Jehoram was quick to blame God when he saw there was no water, but he was so faithless that he did not even ask for God's help. The godly king Jehoshaphat of Judah suggested they enquire of the Lord (as he had done with Ahab; 1 Kings 22:5) concerning both the water and the battle (3:11). If it had not been for the faith of Jehoshaphat, Elisha would not have spoken, since he was angry with Jehoram for his idolatry. In order to put himself into the proper frame of mind and calm the anger that the presence of Jehoram brought to the surface, Elisha requested some soothing music before he asked guidance from God (cf. 1 Samuel 16:23).
Elisha answered that it was a very simple thing for God to supply them with water, and equally as simple for their great and powerful God to deliver the Moabites into their hands. These words were no doubt spoken so that Jehoram could see that the God of Israel was all-powerful. The Israelites followed God's orders and dug the ditches. God used these very ditches, once He had miraculously filled them with water, to deceive the Moabites into believing that their enemies had turned against each other. Seeing the morning sun's reflection upon the water, they thought it was blood, and the Moabite army, greedy for spoil, rushed carelessly, probably many without weapons, into the seemingly vacant camp. Much to their surprise, the combined Israelite army arose against them.
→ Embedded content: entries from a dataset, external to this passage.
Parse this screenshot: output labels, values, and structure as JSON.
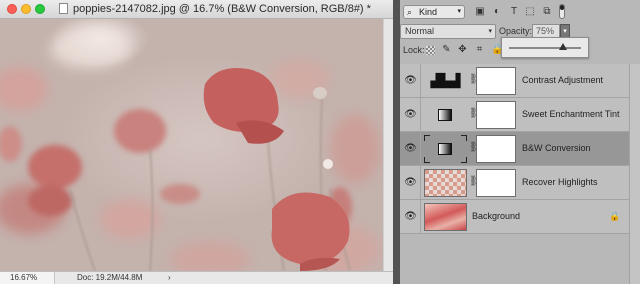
{
  "document": {
    "title": "poppies-2147082.jpg @ 16.7% (B&W Conversion, RGB/8#) *",
    "zoom": "16.67%",
    "doc_size": "Doc: 19.2M/44.8M",
    "status_arrow": "›"
  },
  "filter_bar": {
    "kind_label": "Kind",
    "search_glyph": "⌕",
    "dropdown_glyph": "▾",
    "icons": {
      "pixel": "▣",
      "adjustment": "◐",
      "type": "T",
      "shape": "⬚",
      "smart_object": "⧉"
    }
  },
  "options": {
    "blend_mode": "Normal",
    "opacity_label": "Opacity:",
    "opacity_value": "75%",
    "dropdown_glyph": "▾",
    "lock_label": "Lock:",
    "lock_icons": {
      "paint": "✎",
      "move": "✥",
      "artboard": "⌗",
      "all": "🔒"
    },
    "opacity_slider_fraction": 0.75
  },
  "layers": [
    {
      "name": "Contrast Adjustment",
      "selected": false,
      "thumb_type": "levels",
      "thumb_glyph": "▟▙▟",
      "eye": "👁",
      "chain": "⛓"
    },
    {
      "name": "Sweet Enchantment Tint",
      "selected": false,
      "thumb_type": "gradient",
      "eye": "👁",
      "chain": "⛓"
    },
    {
      "name": "B&W Conversion",
      "selected": true,
      "thumb_type": "gradient",
      "eye": "👁",
      "chain": "⛓"
    },
    {
      "name": "Recover Highlights",
      "selected": false,
      "thumb_type": "pixel",
      "eye": "👁",
      "chain": "⛓"
    },
    {
      "name": "Background",
      "selected": false,
      "thumb_type": "image",
      "eye": "👁",
      "lock_glyph": "🔒"
    }
  ],
  "colors": {
    "selected_row": "#979797",
    "panel_bg": "#b8b8b8",
    "poppy_red": "#c46a66"
  }
}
Mesha, king of Moab could not even manage to get through to the king of Edom with 700 men, probably trying at the weakest link on the battlefront. When he saw that the situation was hopeless in their own strength, he retreated to the fortified city of Kir Haraseth. Meanwhile, in obedience to God's orders, the Israelites were destroying every other fortified city. When they came to besiege Kir Haraseth, Mesha did an abominable thing. In order to gain the favour of their god, who was likely the god Chemosh, he sacrificed his eldest son, the crown prince, upon the wall in the sight of the Israelites. In doing this, he made it a spiritual battle. The Israelites showed themselves superstitious and afraid to continue the siege. Perhaps believing that now the wrath of Chemosh would be against them; so they turned back in disobedience to God.
Sadly, it was not a complete victory for Israel, because they did not learn their lesson; they still did not understand that there was no God but the Lord God of Israel. When the Lord is on the side of His people, there is nothing to fear.